Hace mucho que practicaba apuñalar cosas como almohadas y sacos de b****a porque tenía una pesadilla donde los monstruos entraban a mi habitación a matarme y necesitaba al menos defenderme. El grito del sujeto y su cara de asombro me paralizaron de nuevo; tenía sangre en mis manos y había lastimado a alguien.

Herí a un monstruo… con mis manos.

Miraba la sangre formar patrones rojos en su ropa y el suelo, al tipo revolcarse en el piso, y volvía a ver mis manos viscosas, rojas, sangrando como el cuerpo que estaba a un paso de la muerte. No escuchaba lo que decía la cucaracha en el suelo, quizás maldecía o imploraba al estar en las puertas de la muerte, pero sé que comencé a sonreír.

¡Destruí a un monstruo! ¡Podía hacerlo!

Desde ese momento sentí que, de la nada, me había cargado diez años encima.

Me limpié la sangre en el sofá favorito del viejo. Corrí hasta la cocina para sacar los restos de la m****a roja con detergente y una esponja de alambre a pesar de que me lastimé en algunos sitios. El monstruo se había callado, pero no me importaba, estaba feliz de seguir viviendo. Agarré lo que quedaba de comida y me fui a mi cuarto tarareando porque había derrotado al monstruo que esos monstruos pusieron para mí.

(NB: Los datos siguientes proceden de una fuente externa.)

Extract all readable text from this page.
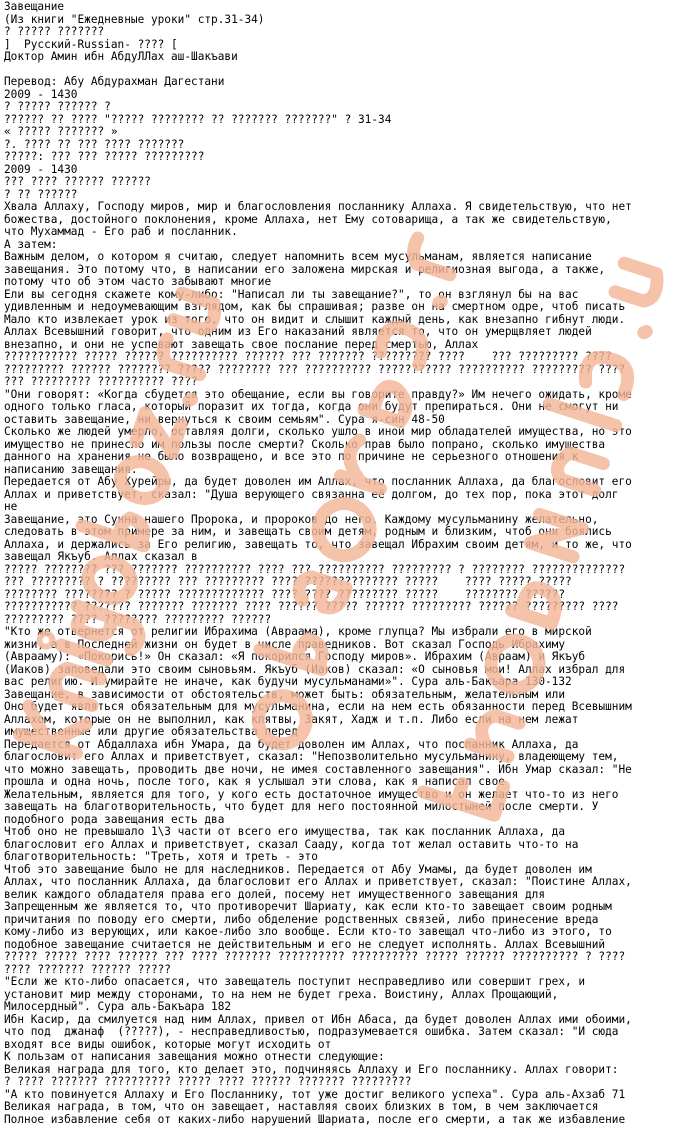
Завещание
(Из книги "Ежедневные уроки" стр.31-34)
? ????? ???????
]  Русский-Russian- ???? [
Доктор Амин ибн АбдуЛЛах аш-Шакъави
Перевод: Абу Абдурахман Дагестани
2009 - 1430
? ????? ?????? ?
?????? ?? ???? "????? ???????? ?? ??????? ???????" ? 31-34
« ????? ??????? »
?. ???? ?? ??? ???? ???????
?????: ??? ??? ????? ?????????
2009 - 1430
??? ???? ?????? ??????
? ?? ??????
Хвала Аллаху, Господу миров, мир и благословления посланнику Аллаха. Я свидетельствую, что нет
божества, достойного поклонения, кроме Аллаха, нет Ему сотоварища, а так же свидетельствую,
что Мухаммад - Его раб и посланник.
А затем:
Важным делом, о котором я считаю, следует напомнить всем мусульманам, является написание
завещания. Это потому что, в написании его заложена мирская и религиозная выгода, а также,
потому что об этом часто забывают многие
Ели вы сегодня скажете кому-либо: "Написал ли ты завещание?", то он взглянул бы на вас
удивленным и недоумевающим взглядом, как бы спрашивая; разве он на смертном одре, чтоб писать
Мало кто извлекает урок из того, что он видит и слышит каждый день, как внезапно гибнут люди.
Аллах Всевышний говорит, что одним из Его наказаний является то, что он умерщвляет людей
внезапно, и они не успевают завещать свое послание перед смертью, Аллах
??????????? ????? ?????? ?????????? ?????? ??? ??????? ????????? ????    ??? ????????? ????
????????? ?????? ???????? ????? ???????? ??? ?????????? ??????????? ?????????? ????????? ????
??? ????????? ?????????? ????
"Они говорят: «Когда сбудется это обещание, если вы говорите правду?» Им нечего ожидать, кроме
одного только гласа, который поразит их тогда, когда они будут препираться. Они не смогут ни
оставить завещание, ни вернуться к своим семьям". Сура я-син 48-50
Сколько же людей умерло, оставляя долги, сколько ушло в иной мир обладателей имущества, но это
имущество не принесло им пользы после смерти? Сколько прав было попрано, сколько имущества
данного на хранения не было возвращено, и все это по причине не серьезного отношения к
написанию завещания.
Передается от Абу Хурейры, да будет доволен им Аллах, что посланник Аллаха, да благословит его
Аллах и приветствует, сказал: "Душа верующего связанна её долгом, до тех пор, пока этот долг
не
Завещание, это Сунна нашего Пророка, и пророков до него. Каждому мусульманину желательно,
следовать в этом примере за ним, и завещать своим детям, родным и близким, чтоб они боялись
Аллаха, и держались за Его религию, завещать то, что завещал Ибрахим своим детям, и то же, что
завещал Якъуб. Аллах сказал в
????? ???????? ??? ??????? ?????????? ???? ??? ?????????? ????????? ? ???????? ??????????????
??? ????????? ? ????????? ??? ????????? ???? ?????????????? ?????    ???? ????? ?????
???????? ???????? ? ????? ????????????? ???? ???? ????????? ?????    ???????? ??????
??????????? ??????? ??????? ??????? ???? ?????? ????? ?????? ????????? ?????? ????????? ????
????????? ???? ???????? ????????? ??????
"Кто же отвернется от религии Ибрахима (Авраама), кроме глупца? Мы избрали его в мирской
жизни, а в Последней жизни он будет в числе праведников. Вот сказал Господь Ибрахиму
(Аврааму): «Покорись!» Он сказал: «Я покорился Господу миров». Ибрахим (Авраам) и Якъуб
(Иаков) заповедали это своим сыновьям. Якъуб (Иаков) сказал: «О сыновья мои! Аллах избрал для
вас религию. И умирайте не иначе, как будучи мусульманами»". Сура аль-Бакъара 130-132
Завещание, в зависимости от обстоятельств, может быть: обязательным, желательным или
Оно будет являться обязательным для мусульманина, если на нем есть обязанности перед Всевышним
Аллахом, которые он не выполнил, как клятвы, Закят, Хадж и т.п. Либо если на нем лежат
имущественные или другие обязательства перед
Передается от Абдаллаха ибн Умара, да будет доволен им Аллах, что посланник Аллаха, да
благословит его Аллах и приветствует, сказал: "Непозволительно мусульманину, владеющему тем,
что можно завещать, проводить две ночи, не имея составленного завещания". Ибн Умар сказал: "Не
прошла и одна ночь, после того, как я услышал эти слова, как я написал свое
Желательным, является для того, у кого есть достаточное имущество и он желает что-то из него
завещать на благотворительность, что будет для него постоянной милостыней после смерти. У
подобного рода завещания есть два
Чтоб оно не превышало 1\3 части от всего его имущества, так как посланник Аллаха, да
благословит его Аллах и приветствует, сказал Сааду, когда тот желал оставить что-то на
благотворительность: "Треть, хотя и треть - это
Чтоб это завещание было не для наследников. Передается от Абу Умамы, да будет доволен им
Аллах, что посланник Аллаха, да благословит его Аллах и приветствует, сказал: "Поистине Аллах,
велик каждого обладателя права его долей, посему нет имущественного завещания для
Запрещенным же является то, что противоречит Шариату, как если кто-то завещает своим родным
причитания по поводу его смерти, либо обделение родственных связей, либо принесение вреда
кому-либо из верующих, или какое-либо зло вообще. Если кто-то завещал что-либо из этого, то
подобное завещание считается не действительным и его не следует исполнять. Аллах Всевышний
????? ????? ???? ?????? ??? ???? ??????? ?????????? ?????????? ????? ?????? ?????????? ? ????
???? ??????? ?????? ?????
"Если же кто-либо опасается, что завещатель поступит несправедливо или совершит грех, и
установит мир между сторонами, то на нем не будет греха. Воистину, Аллах Прощающий,
Милосердный". Сура аль-Бакъара 182
Ибн Касир, да смилуется над ним Аллах, привел от Ибн Абаса, да будет доволен Аллах ими обоими,
что под  джанаф  (?????), - несправедливостью, подразумевается ошибка. Затем сказал: "И сюда
входят все виды ошибок, которые могут исходить от
К пользам от написания завещания можно отнести следующие:
Великая награда для того, кто делает это, подчиняясь Аллаху и Его посланнику. Аллах говорит:
? ???? ??????? ?????????? ????? ???? ?????? ??????? ?????????
"А кто повинуется Аллаху и Его Посланнику, тот уже достиг великого успеха". Сура аль-Ахзаб 71
Великая награда, в том, что он завещает, наставляя своих близких в том, в чем заключается
Полное избавление себя от каких-либо нарушений Шариата, после его смерти, а так же избавление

Una pequeña sonrisa de orgullo se me escapa. Si no hubiera tomado la decisión de cubrir mi espalda, de dejar armas donde sea que pudiera, de tomar clases de judo y demás artes marciales; si no hubiera vivido amenazado de muerte y preparado para eso, seguro ahora estaba muerto o todavía era usado por ese tipo.

Cuando Miles y Maxwell llegaron, recuerdo que estaban gritándose entre ellos porque no sabían qué hacer con el cuerpo muerto en su sala de estar. Sabiendo que la m****a caería en mí, eché llave a mi cuarto, pero no tuve miedo. Ya no podía ser peor. Había derrotado a un tipo malo, estos dos no serían nada si intentaban algo contra mí. Ellos me gritaron tras la puerta, me amenazaron de muerte, pero solo reí. Podía vencerlos, nada más debía esperar la oportunidad.

Si relataba todo eso a la doctora Payne seguro me llevaba a la policía o me decía que necesitaba ir a un centro de rehabilitación para menores, pero creo que de algún modo hallé la manera de controlar las cosas y arrinconar tanto como pude los recuerdos malos.

De algún modo me siento orgulloso de mí. No sé si alguien hubiera superado algo así o tal vez tengo algo de especial para superarlo. Tal vez el volverme fuerte no fue tan mala idea, solo que mi padre no sabía pensar como humano.

No necesito terapia, pero si Brody insiste en que sí y que es lo mejor, lo haré porque él fue de mucha ayuda para esto y le debo mucho a pesar de que hizo poco por mí.

Creo que mi infancia puede reducirse a los momentos en los que él y yo pasamos algo de tiempo juntos.